A violar o tão bem estabelecido cânone vivo

e aliado da nova música (a atual MPB). (De

1990 para cá).

 

O que está posto (firme, vivo-morto) é

sagrado. E igual. O que é diferente é mau.

VCA é subversivo, subverte a realidade com

sua poesia sem pé nem cabeça, colocando

o universo poético, o edifício, a empresa

da poesia brasileira pé-cabeça. Ele

prega uma ruptura vital. Especialmente quando

afirma nada há de mais antipoético e ridículo

do qual um recital. A poesia neoposmoderna é

“IN”: ilegível e ininteligível, portanto irrecitável

absolutamente indizível, como soi de ser poesia agora.

VCA detrata acuradamente a poesia

embalsamada de agora, tipo lavagem de porco ou roupa suja

em recinto púbico. As nauseabundas cantigas

“cultas”, de imitadores da poesia

popular (regente, cordel), a verdadeira.

 

Comentando a situação nauseante da música

ocidental (tipo M. Jackson e Lady Gaga, agora)

Henry Miller vem com essa tirada: “Das igrejas

vem a triste nênia do Cristo morto, uma

música que não é mais sagrada que um nabo podre”.

VCA quer, sim, provocar um abalo sísmico (cânico, místico)

na poesia viva, estabelecida, remunerada, acadêmica, depauperada

com as placas perigosas de seu poema raivoso e neoposmoderno

quer obter êxtase vendo tudo se desmilinguindo.

Os bastiões do parnaso caindo um a um ruinosamente. As torres do

soneto e as fortalezas das sextinas ruindo de vez.

Maldito! Quer drogar ou dragar. Todos. De

lambuja. Mas ele não conseguirá leitores para isso:

empreitada de fracasso. Por mais que faça proselitismo das elites.

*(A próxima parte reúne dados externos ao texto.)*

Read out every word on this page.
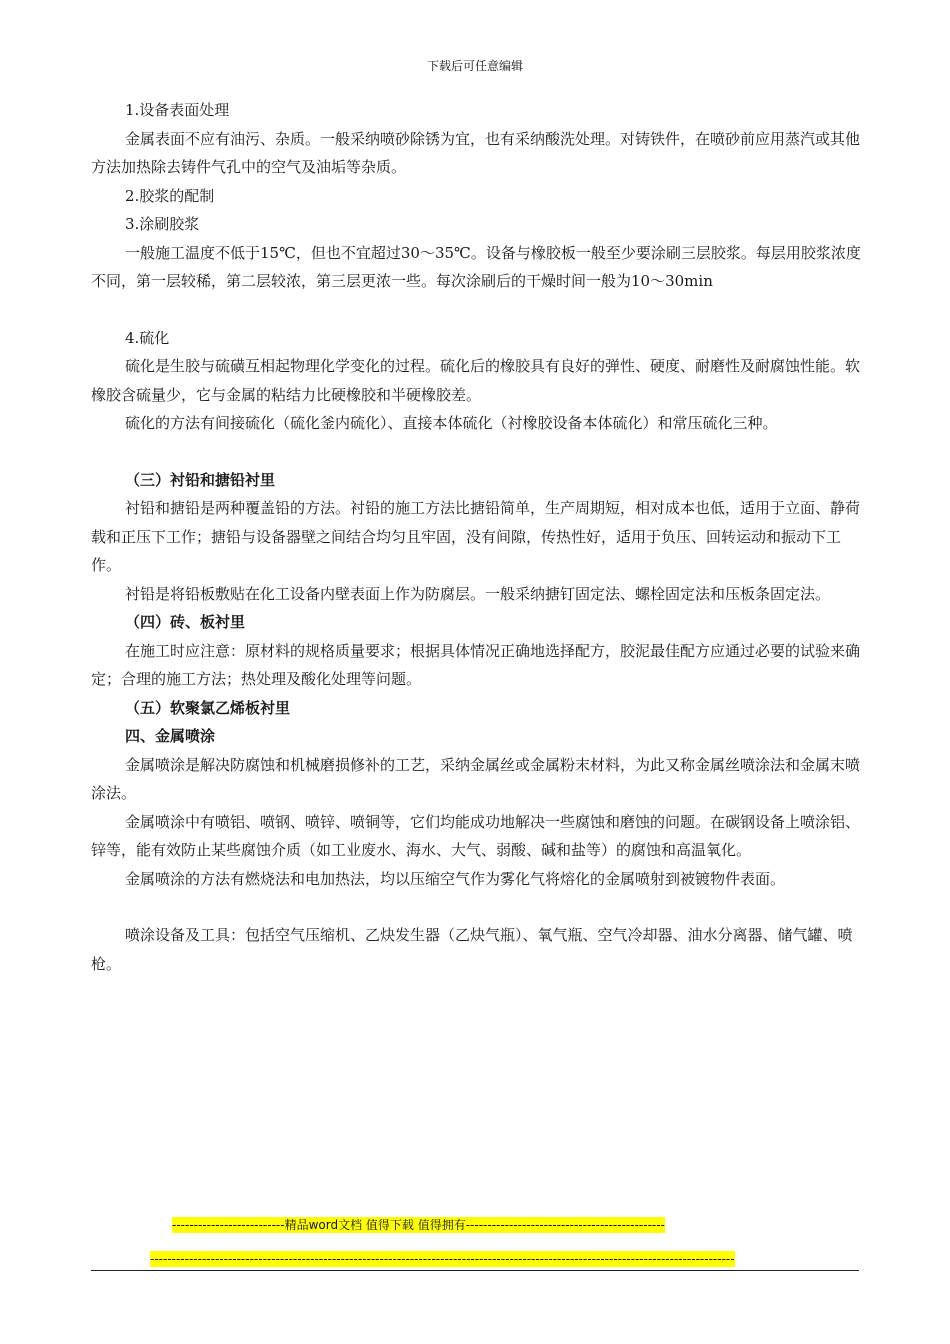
下载后可任意编辑

1.设备表面处理

金属表面不应有油污、杂质。一般采纳喷砂除锈为宜，也有采纳酸洗处理。对铸铁件，在喷砂前应用蒸汽或其他方法加热除去铸件气孔中的空气及油垢等杂质。

2.胶浆的配制

3.涂刷胶浆

一般施工温度不低于15℃，但也不宜超过30～35℃。设备与橡胶板一般至少要涂刷三层胶浆。每层用胶浆浓度不同，第一层较稀，第二层较浓，第三层更浓一些。每次涂刷后的干燥时间一般为10～30min

4.硫化

硫化是生胶与硫磺互相起物理化学变化的过程。硫化后的橡胶具有良好的弹性、硬度、耐磨性及耐腐蚀性能。软橡胶含硫量少，它与金属的粘结力比硬橡胶和半硬橡胶差。

硫化的方法有间接硫化（硫化釜内硫化）、直接本体硫化（衬橡胶设备本体硫化）和常压硫化三种。

（三）衬铅和搪铅衬里

衬铅和搪铅是两种覆盖铅的方法。衬铅的施工方法比搪铅简单，生产周期短，相对成本也低，适用于立面、静荷载和正压下工作；搪铅与设备器壁之间结合均匀且牢固，没有间隙，传热性好，适用于负压、回转运动和振动下工作。

衬铅是将铅板敷贴在化工设备内壁表面上作为防腐层。一般采纳搪钉固定法、螺栓固定法和压板条固定法。

（四）砖、板衬里

在施工时应注意：原材料的规格质量要求；根据具体情况正确地选择配方，胶泥最佳配方应通过必要的试验来确定；合理的施工方法；热处理及酸化处理等问题。

（五）软聚氯乙烯板衬里

四、金属喷涂

金属喷涂是解决防腐蚀和机械磨损修补的工艺，采纳金属丝或金属粉末材料，为此又称金属丝喷涂法和金属末喷涂法。

金属喷涂中有喷铝、喷钢、喷锌、喷铜等，它们均能成功地解决一些腐蚀和磨蚀的问题。在碳钢设备上喷涂铝、锌等，能有效防止某些腐蚀介质（如工业废水、海水、大气、弱酸、碱和盐等）的腐蚀和高温氧化。

金属喷涂的方法有燃烧法和电加热法，均以压缩空气作为雾化气将熔化的金属喷射到被镀物件表面。

喷涂设备及工具：包括空气压缩机、乙炔发生器（乙炔气瓶）、氧气瓶、空气冷却器、油水分离器、储气罐、喷枪。

--------------------------精品word文档 值得下载 值得拥有----------------------------------------------
---------------------------------------------------------------------------------------------------------------------------------------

Há poesia hoje. Mas poesia amestrada. Que

não engorda. Sem catarse infecciosa.

Nos recitais hodiernos (Pe em 1º) há

muito pranto de crocodilo. E lágrimas de

borracha descer às turras dos rostos ouvintes

são suspeitas. Ler é algo velho, não que leitores. Lem é que leitores

superado, desvirtualizado. Díssimo.

 

Quanto mais se martele rima rica

e ritmo binário maior a emoção (da pele, que

arrepia o coração) e mais contentamento

rico (êxtasezinhos) se provoca nos ouvintes pasmos.

(Coitados!).

 

E lágrimas que os olhos de crocodilo do

leitor arrancadas da “fauce”, fabricadas em

série pranteal, extirpadas do rosto estático.

 

Lágrimas inconsoláveis e geladas

mas lágrimas. Da audiência. Recitálicas.